I was born not long before that red line began to plunge downward, and I was one of the many girls who turned away from computing careers in school. I loved AP Computer Science and I excelled at programming tasks in computer and math classes; but when I was around other people my age who liked computers (mostly boys), they would often drown out any other possible conversation topic with highly caffeinated and opinionated discussions about video cards and violent games. This behavior did not inspire any confidence in me that I would enjoy a career working with computers.
But a few years ago, I began to think rather seriously about bucking the trend. I’d been dabbling in web development on and off for more than a decade, and I found myself increasingly pushing my decidedly non-technical job in nonprofit communications toward more analytical and web development work. I started taking four-hour coding workshops on the weekends, and then on weeknights. After a few months of this I realized that there was no turning back: my next job had to be in web development.

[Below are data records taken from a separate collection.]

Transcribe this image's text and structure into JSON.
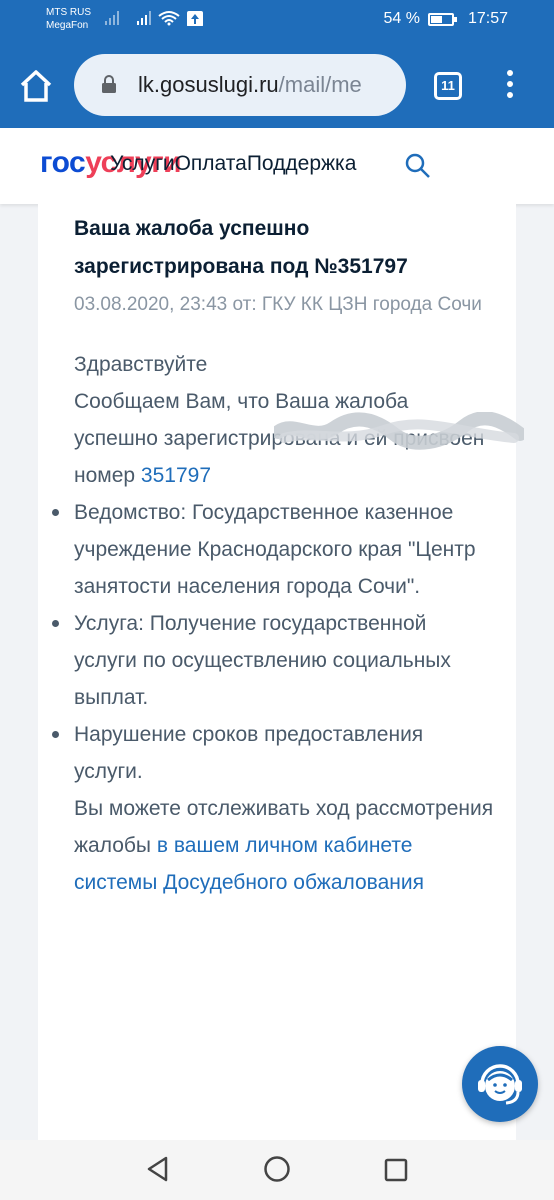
{
  "status_bar": {
    "carrier_1": "MTS RUS",
    "carrier_2": "MegaFon",
    "battery": "54 %",
    "battery_level": 0.54,
    "time": "17:57",
    "icons": [
      "signal-icon",
      "wifi-icon",
      "upload-notification-icon",
      "battery-icon"
    ]
  },
  "browser": {
    "url_host": "lk.gosuslugi.ru",
    "url_path": "/mail/mе",
    "tab_count": "11",
    "icons": [
      "home-icon",
      "lock-icon",
      "tabs-icon",
      "menu-icon"
    ]
  },
  "site_header": {
    "logo_gos": "гос",
    "logo_uslugi": "услуги",
    "nav_text": "УслугиОплатаПоддержка"
  },
  "message": {
    "title": "Ваша жалоба успешно зарегистрирована под №351797",
    "meta": "03.08.2020, 23:43 от: ГКУ КК ЦЗН города Сочи",
    "greeting": "Здравствуйте",
    "intro": "Сообщаем Вам, что Ваша жалоба успешно зарегистрирована и ей присвоен номер",
    "complaint_number": "351797",
    "bullets": [
      "Ведомство: Государственное казенное учреждение Краснодарского края \"Центр занятости населения города Сочи\".",
      "Услуга: Получение государственной услуги по осуществлению социальных выплат.",
      "Нарушение сроков предоставления услуги."
    ],
    "tracking_text": "Вы можете отслеживать ход рассмотрения жалобы",
    "tracking_link": "в вашем личном кабинете системы Досудебного обжалования"
  },
  "colors": {
    "brand_blue": "#1f6dba",
    "logo_blue": "#0d4cd3",
    "logo_red": "#ee3f58",
    "link": "#1f6dba"
  }
}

Making a major career transition can be kind of like summiting a peak. You work work work, push push push to get to the top of that peak, and when you get to the top, it’s a huge thrill. Then you happen to look aaaaall the way down at the old career at the bottom of one side of the peak, and aaaaalllll the way down at the career at the bottom of the other side of the peak, and GULP. It was a long way up, and it’ll be a long way down.

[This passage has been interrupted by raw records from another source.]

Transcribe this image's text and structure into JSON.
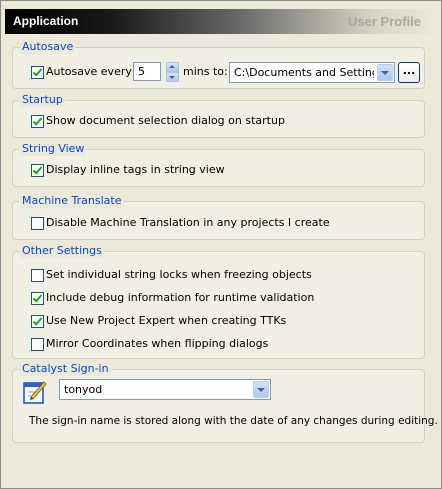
{
  "header": {
    "title": "Application",
    "right_label": "User Profile"
  },
  "autosave": {
    "group_title": "Autosave",
    "checkbox_label": "Autosave every",
    "checked": true,
    "minutes_value": "5",
    "mins_to_label": "mins to:",
    "path_value": "C:\\Documents and Settings\\A",
    "browse_label": "..."
  },
  "startup": {
    "group_title": "Startup",
    "checkbox_label": "Show document selection dialog on startup",
    "checked": true
  },
  "string_view": {
    "group_title": "String View",
    "checkbox_label": "Display inline tags in string view",
    "checked": true
  },
  "machine_translate": {
    "group_title": "Machine Translate",
    "checkbox_label": "Disable Machine Translation in any projects I create",
    "checked": false
  },
  "other_settings": {
    "group_title": "Other Settings",
    "items": [
      {
        "label": "Set individual string locks when freezing objects",
        "checked": false
      },
      {
        "label": "Include debug information for runtime validation",
        "checked": true
      },
      {
        "label": "Use New Project Expert when creating TTKs",
        "checked": true
      },
      {
        "label": "Mirror Coordinates when flipping dialogs",
        "checked": false
      }
    ]
  },
  "catalyst_signin": {
    "group_title": "Catalyst Sign-in",
    "username": "tonyod",
    "note": "The sign-in name is stored along with the date of any changes during editing."
  },
  "colors": {
    "group_title": "#0046d5",
    "header_text": "#ffffff",
    "checkmark": "#21a121",
    "background": "#ece9d8"
  }
}
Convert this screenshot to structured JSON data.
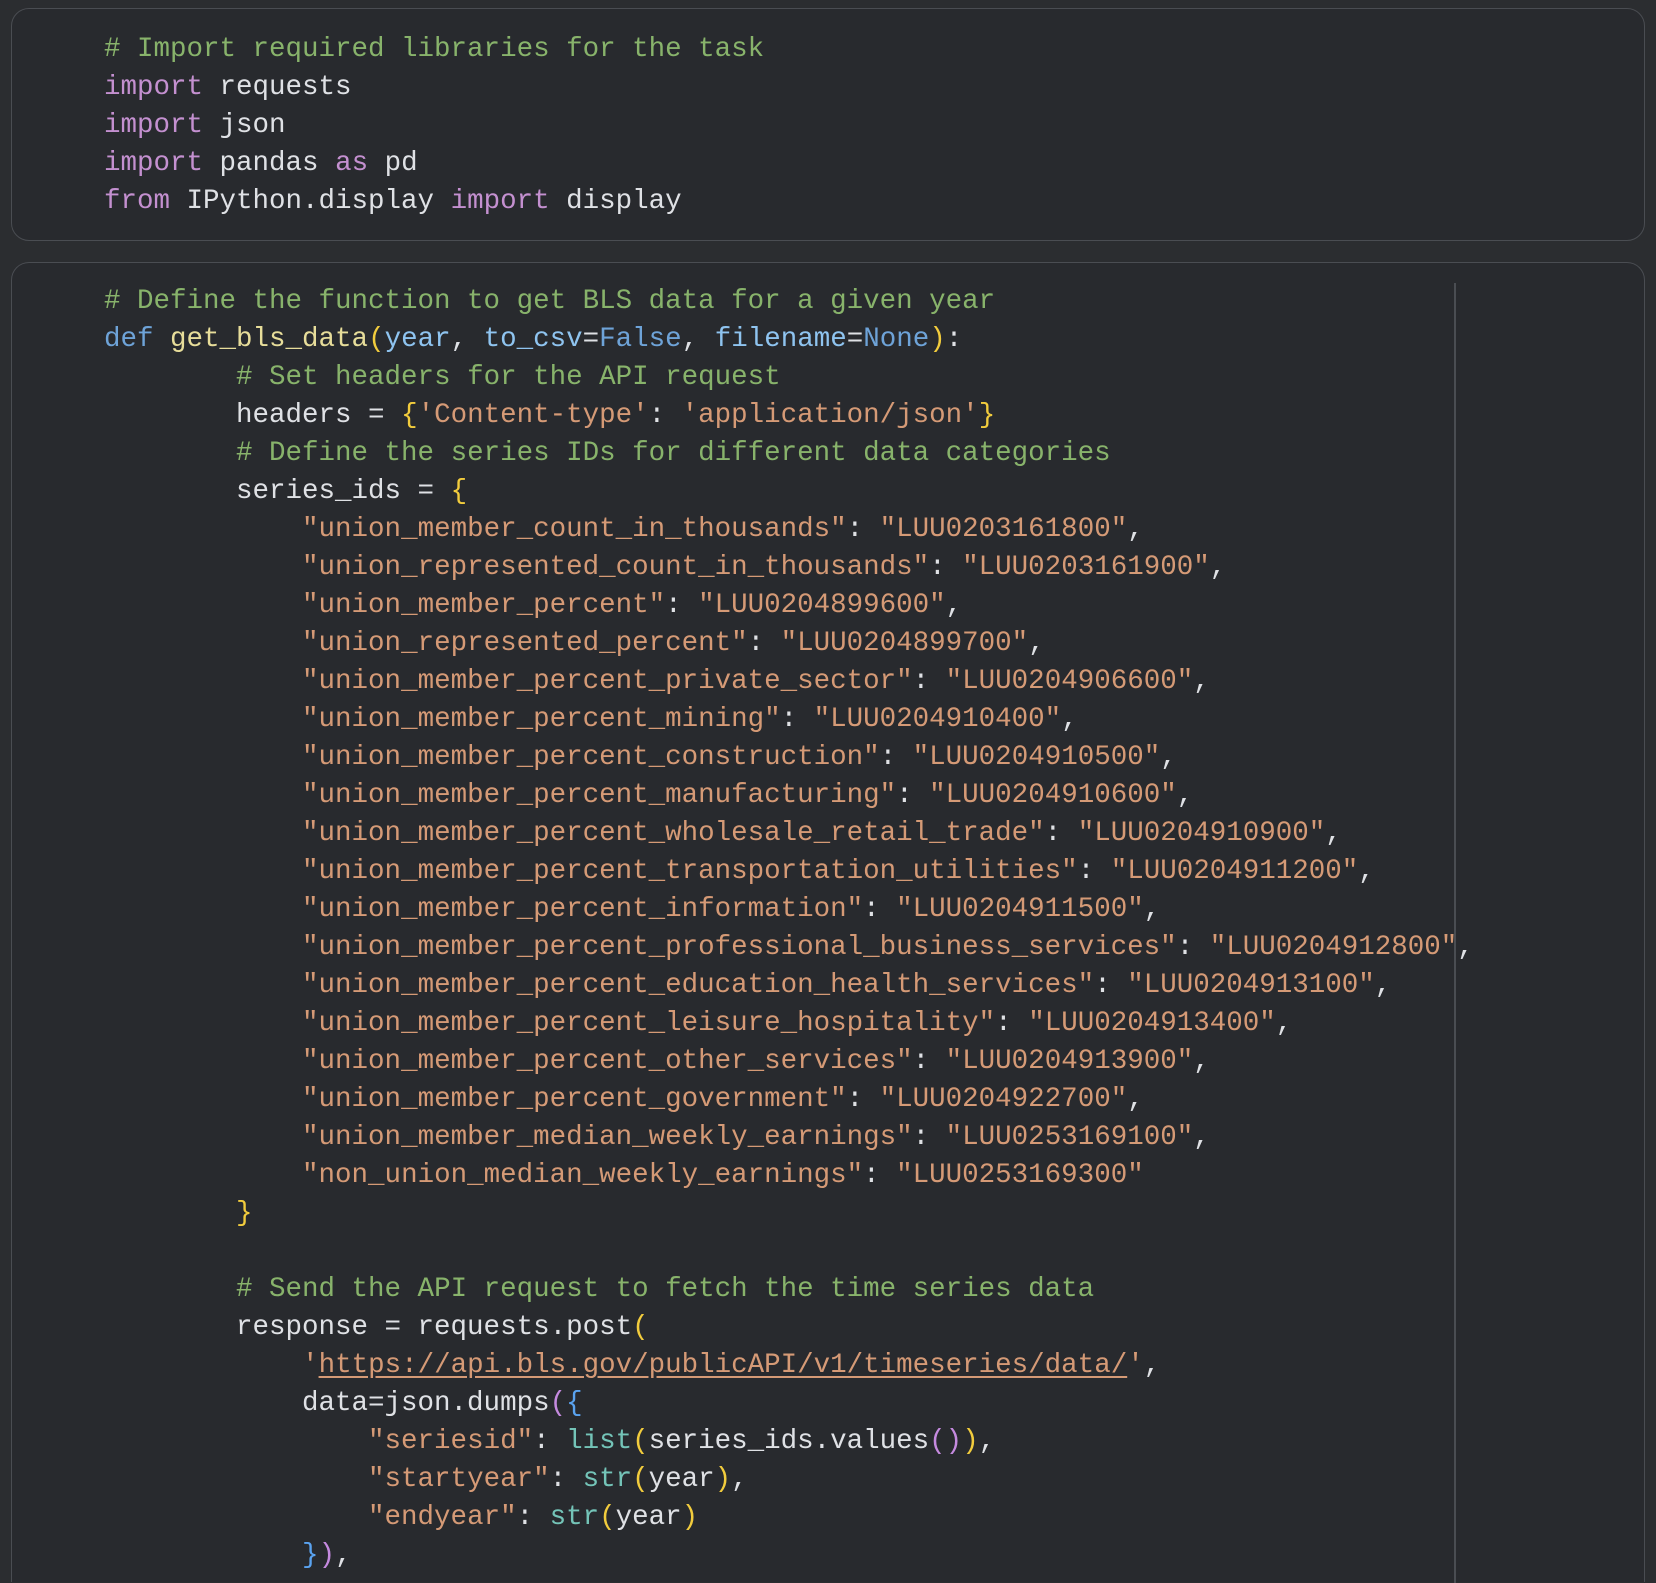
{
  "colors": {
    "background": "#2b2d30",
    "cell_background": "#282a2e",
    "cell_border": "#4a4d52",
    "comment": "#88b36b",
    "keyword": "#c490d0",
    "def_keyword": "#6ea3d8",
    "function_name": "#e7dd9a",
    "parameter": "#8fc4f0",
    "string": "#d59a76",
    "bracket_level_1": "#f2cc3d",
    "bracket_level_2": "#c58adf",
    "bracket_level_3": "#5aa3f0",
    "builtin": "#74c4b8",
    "plain": "#dfe1e5"
  },
  "cells": [
    {
      "name": "import-cell",
      "lines": [
        [
          {
            "t": "# Import required libraries for the task",
            "c": "comment"
          }
        ],
        [
          {
            "t": "import",
            "c": "kw"
          },
          {
            "t": " requests",
            "c": "plain"
          }
        ],
        [
          {
            "t": "import",
            "c": "kw"
          },
          {
            "t": " json",
            "c": "plain"
          }
        ],
        [
          {
            "t": "import",
            "c": "kw"
          },
          {
            "t": " pandas ",
            "c": "plain"
          },
          {
            "t": "as",
            "c": "kw"
          },
          {
            "t": " pd",
            "c": "plain"
          }
        ],
        [
          {
            "t": "from",
            "c": "kw"
          },
          {
            "t": " IPython.display ",
            "c": "plain"
          },
          {
            "t": "import",
            "c": "kw"
          },
          {
            "t": " display",
            "c": "plain"
          }
        ]
      ]
    },
    {
      "name": "function-cell",
      "lines": [
        [
          {
            "t": "# Define the function to get BLS data for a given year",
            "c": "comment"
          }
        ],
        [
          {
            "t": "def",
            "c": "def"
          },
          {
            "t": " ",
            "c": "plain"
          },
          {
            "t": "get_bls_data",
            "c": "func"
          },
          {
            "t": "(",
            "c": "b1"
          },
          {
            "t": "year",
            "c": "param"
          },
          {
            "t": ", ",
            "c": "plain"
          },
          {
            "t": "to_csv",
            "c": "param"
          },
          {
            "t": "=",
            "c": "plain"
          },
          {
            "t": "False",
            "c": "const"
          },
          {
            "t": ", ",
            "c": "plain"
          },
          {
            "t": "filename",
            "c": "param"
          },
          {
            "t": "=",
            "c": "plain"
          },
          {
            "t": "None",
            "c": "const"
          },
          {
            "t": ")",
            "c": "b1"
          },
          {
            "t": ":",
            "c": "plain"
          }
        ],
        [
          {
            "t": "        ",
            "c": "plain"
          },
          {
            "t": "# Set headers for the API request",
            "c": "comment"
          }
        ],
        [
          {
            "t": "        headers = ",
            "c": "plain"
          },
          {
            "t": "{",
            "c": "b1"
          },
          {
            "t": "'Content-type'",
            "c": "str"
          },
          {
            "t": ": ",
            "c": "plain"
          },
          {
            "t": "'application/json'",
            "c": "str"
          },
          {
            "t": "}",
            "c": "b1"
          }
        ],
        [
          {
            "t": "        ",
            "c": "plain"
          },
          {
            "t": "# Define the series IDs for different data categories",
            "c": "comment"
          }
        ],
        [
          {
            "t": "        series_ids = ",
            "c": "plain"
          },
          {
            "t": "{",
            "c": "b1"
          }
        ],
        [
          {
            "t": "            ",
            "c": "plain"
          },
          {
            "t": "\"union_member_count_in_thousands\"",
            "c": "str"
          },
          {
            "t": ": ",
            "c": "plain"
          },
          {
            "t": "\"LUU0203161800\"",
            "c": "str"
          },
          {
            "t": ",",
            "c": "plain"
          }
        ],
        [
          {
            "t": "            ",
            "c": "plain"
          },
          {
            "t": "\"union_represented_count_in_thousands\"",
            "c": "str"
          },
          {
            "t": ": ",
            "c": "plain"
          },
          {
            "t": "\"LUU0203161900\"",
            "c": "str"
          },
          {
            "t": ",",
            "c": "plain"
          }
        ],
        [
          {
            "t": "            ",
            "c": "plain"
          },
          {
            "t": "\"union_member_percent\"",
            "c": "str"
          },
          {
            "t": ": ",
            "c": "plain"
          },
          {
            "t": "\"LUU0204899600\"",
            "c": "str"
          },
          {
            "t": ",",
            "c": "plain"
          }
        ],
        [
          {
            "t": "            ",
            "c": "plain"
          },
          {
            "t": "\"union_represented_percent\"",
            "c": "str"
          },
          {
            "t": ": ",
            "c": "plain"
          },
          {
            "t": "\"LUU0204899700\"",
            "c": "str"
          },
          {
            "t": ",",
            "c": "plain"
          }
        ],
        [
          {
            "t": "            ",
            "c": "plain"
          },
          {
            "t": "\"union_member_percent_private_sector\"",
            "c": "str"
          },
          {
            "t": ": ",
            "c": "plain"
          },
          {
            "t": "\"LUU0204906600\"",
            "c": "str"
          },
          {
            "t": ",",
            "c": "plain"
          }
        ],
        [
          {
            "t": "            ",
            "c": "plain"
          },
          {
            "t": "\"union_member_percent_mining\"",
            "c": "str"
          },
          {
            "t": ": ",
            "c": "plain"
          },
          {
            "t": "\"LUU0204910400\"",
            "c": "str"
          },
          {
            "t": ",",
            "c": "plain"
          }
        ],
        [
          {
            "t": "            ",
            "c": "plain"
          },
          {
            "t": "\"union_member_percent_construction\"",
            "c": "str"
          },
          {
            "t": ": ",
            "c": "plain"
          },
          {
            "t": "\"LUU0204910500\"",
            "c": "str"
          },
          {
            "t": ",",
            "c": "plain"
          }
        ],
        [
          {
            "t": "            ",
            "c": "plain"
          },
          {
            "t": "\"union_member_percent_manufacturing\"",
            "c": "str"
          },
          {
            "t": ": ",
            "c": "plain"
          },
          {
            "t": "\"LUU0204910600\"",
            "c": "str"
          },
          {
            "t": ",",
            "c": "plain"
          }
        ],
        [
          {
            "t": "            ",
            "c": "plain"
          },
          {
            "t": "\"union_member_percent_wholesale_retail_trade\"",
            "c": "str"
          },
          {
            "t": ": ",
            "c": "plain"
          },
          {
            "t": "\"LUU0204910900\"",
            "c": "str"
          },
          {
            "t": ",",
            "c": "plain"
          }
        ],
        [
          {
            "t": "            ",
            "c": "plain"
          },
          {
            "t": "\"union_member_percent_transportation_utilities\"",
            "c": "str"
          },
          {
            "t": ": ",
            "c": "plain"
          },
          {
            "t": "\"LUU0204911200\"",
            "c": "str"
          },
          {
            "t": ",",
            "c": "plain"
          }
        ],
        [
          {
            "t": "            ",
            "c": "plain"
          },
          {
            "t": "\"union_member_percent_information\"",
            "c": "str"
          },
          {
            "t": ": ",
            "c": "plain"
          },
          {
            "t": "\"LUU0204911500\"",
            "c": "str"
          },
          {
            "t": ",",
            "c": "plain"
          }
        ],
        [
          {
            "t": "            ",
            "c": "plain"
          },
          {
            "t": "\"union_member_percent_professional_business_services\"",
            "c": "str"
          },
          {
            "t": ": ",
            "c": "plain"
          },
          {
            "t": "\"LUU0204912800\"",
            "c": "str"
          },
          {
            "t": ",",
            "c": "plain"
          }
        ],
        [
          {
            "t": "            ",
            "c": "plain"
          },
          {
            "t": "\"union_member_percent_education_health_services\"",
            "c": "str"
          },
          {
            "t": ": ",
            "c": "plain"
          },
          {
            "t": "\"LUU0204913100\"",
            "c": "str"
          },
          {
            "t": ",",
            "c": "plain"
          }
        ],
        [
          {
            "t": "            ",
            "c": "plain"
          },
          {
            "t": "\"union_member_percent_leisure_hospitality\"",
            "c": "str"
          },
          {
            "t": ": ",
            "c": "plain"
          },
          {
            "t": "\"LUU0204913400\"",
            "c": "str"
          },
          {
            "t": ",",
            "c": "plain"
          }
        ],
        [
          {
            "t": "            ",
            "c": "plain"
          },
          {
            "t": "\"union_member_percent_other_services\"",
            "c": "str"
          },
          {
            "t": ": ",
            "c": "plain"
          },
          {
            "t": "\"LUU0204913900\"",
            "c": "str"
          },
          {
            "t": ",",
            "c": "plain"
          }
        ],
        [
          {
            "t": "            ",
            "c": "plain"
          },
          {
            "t": "\"union_member_percent_government\"",
            "c": "str"
          },
          {
            "t": ": ",
            "c": "plain"
          },
          {
            "t": "\"LUU0204922700\"",
            "c": "str"
          },
          {
            "t": ",",
            "c": "plain"
          }
        ],
        [
          {
            "t": "            ",
            "c": "plain"
          },
          {
            "t": "\"union_member_median_weekly_earnings\"",
            "c": "str"
          },
          {
            "t": ": ",
            "c": "plain"
          },
          {
            "t": "\"LUU0253169100\"",
            "c": "str"
          },
          {
            "t": ",",
            "c": "plain"
          }
        ],
        [
          {
            "t": "            ",
            "c": "plain"
          },
          {
            "t": "\"non_union_median_weekly_earnings\"",
            "c": "str"
          },
          {
            "t": ": ",
            "c": "plain"
          },
          {
            "t": "\"LUU0253169300\"",
            "c": "str"
          }
        ],
        [
          {
            "t": "        ",
            "c": "plain"
          },
          {
            "t": "}",
            "c": "b1"
          }
        ],
        [
          {
            "t": "",
            "c": "plain"
          }
        ],
        [
          {
            "t": "        ",
            "c": "plain"
          },
          {
            "t": "# Send the API request to fetch the time series data",
            "c": "comment"
          }
        ],
        [
          {
            "t": "        response = requests.post",
            "c": "plain"
          },
          {
            "t": "(",
            "c": "b1"
          }
        ],
        [
          {
            "t": "            ",
            "c": "plain"
          },
          {
            "t": "'",
            "c": "str"
          },
          {
            "t": "https://api.bls.gov/publicAPI/v1/timeseries/data/",
            "c": "url"
          },
          {
            "t": "'",
            "c": "str"
          },
          {
            "t": ",",
            "c": "plain"
          }
        ],
        [
          {
            "t": "            data=json.dumps",
            "c": "plain"
          },
          {
            "t": "(",
            "c": "b2"
          },
          {
            "t": "{",
            "c": "b3"
          }
        ],
        [
          {
            "t": "                ",
            "c": "plain"
          },
          {
            "t": "\"seriesid\"",
            "c": "str"
          },
          {
            "t": ": ",
            "c": "plain"
          },
          {
            "t": "list",
            "c": "builtin"
          },
          {
            "t": "(",
            "c": "b1"
          },
          {
            "t": "series_ids.values",
            "c": "plain"
          },
          {
            "t": "()",
            "c": "b2"
          },
          {
            "t": ")",
            "c": "b1"
          },
          {
            "t": ",",
            "c": "plain"
          }
        ],
        [
          {
            "t": "                ",
            "c": "plain"
          },
          {
            "t": "\"startyear\"",
            "c": "str"
          },
          {
            "t": ": ",
            "c": "plain"
          },
          {
            "t": "str",
            "c": "builtin"
          },
          {
            "t": "(",
            "c": "b1"
          },
          {
            "t": "year",
            "c": "plain"
          },
          {
            "t": ")",
            "c": "b1"
          },
          {
            "t": ",",
            "c": "plain"
          }
        ],
        [
          {
            "t": "                ",
            "c": "plain"
          },
          {
            "t": "\"endyear\"",
            "c": "str"
          },
          {
            "t": ": ",
            "c": "plain"
          },
          {
            "t": "str",
            "c": "builtin"
          },
          {
            "t": "(",
            "c": "b1"
          },
          {
            "t": "year",
            "c": "plain"
          },
          {
            "t": ")",
            "c": "b1"
          }
        ],
        [
          {
            "t": "            ",
            "c": "plain"
          },
          {
            "t": "}",
            "c": "b3"
          },
          {
            "t": ")",
            "c": "b2"
          },
          {
            "t": ",",
            "c": "plain"
          }
        ]
      ]
    }
  ]
}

Aten has been great company on that journey since I joined the staff five months ago. I felt welcome and at home here from day one, and I feel privileged to be able to learn and grow as a developer and communicator in the company of a fantastic bunch of fun, smart, talented people.
I’m painfully aware that not every woman moving into the tech industry lands as well as I did. I’ve read scores and scores of stories with titles like “Why I’m Sick to Death of Being a Woman in Tech”, “The Loneliness of the Female Coder”, “Being a Woman in Tech is Like Dying by A 1,000 Paper Cuts”, “Why women leave tech: It’s the culture, not because ‘math is hard’”.
I will never know exactly how it would have been different if I were a man, but I can better appreciate what the differences might be when people like Naomi Ceder share what it’s like to have experienced it both ways.
I know that all other things being equal, my gender will affect my experience working in tech. But I can’t help but think that it’s a fascinating time to be a woman entering a software career, or a man entering a nursing career. We’re slogging through a long, lumpy cultural transition from a rigid set of gender roles to a much more flexible identity and career space. Sometimes I bump up against resistance, sometimes I get an empowering boost; most of the time I get nothing at all (which I think is about how things should be when the dust settles on the new normal).
The women and men who volunteer and participate in Girl Develop It Boulder and Women Who Code are responsible for the some of the boosts. They played a central role in my career move with a supportive community and low-cost coding workshops. I attended my first developer conference on a Girl Develop It scholarship. It was PyCon, the same event that just one year earlier was the scene of Donglegate. In addition to learning an overwhelming and exciting amount about everything from machine learning to analytics, I was also surprised and thrilled to find that a full one-third of the Pycon speakers were women. On the last day of the conference there was a Pyladies luncheon where I saw something I’ve never seen before: hundreds of awesome women who like to code, all in one place. The message was clear: We are trying to change this environment to make sure women are more comfortable here.

At PyCon I met Erynn Petersen, who’s on the board of Girl Develop It. I also managed to land a scholarship to Drupalcon in Austin this past year, this time from the Earth Sciences Information Partnership Working Group.
Erynn was at Drupalcon too. She gave a keynote speech on the importance of diversity in tech
Erynn pointed out that increasing the number of women in tech fields isn’t just about recruiting more girls to learn coding; it’s about retaining the women who are already interested and/or employed in tech. That’s me.
If you’re a woman and you’re thinking about a new career in tech, know that you’re not alone. You have more allies in more places than gloomy stories on tech industry sexism might make you think, and more skills that apply to this industry than you might realize. And there are many men and women who are working to make you feel welcome in this field. I’m taking my cue from them.
I’ll continue speaking up and wearing my gender comfortably on my sleeve at every event I’m at that involves developers and technologists. I hope that my presence signals to other women that they’re welcome and they’re in the right place.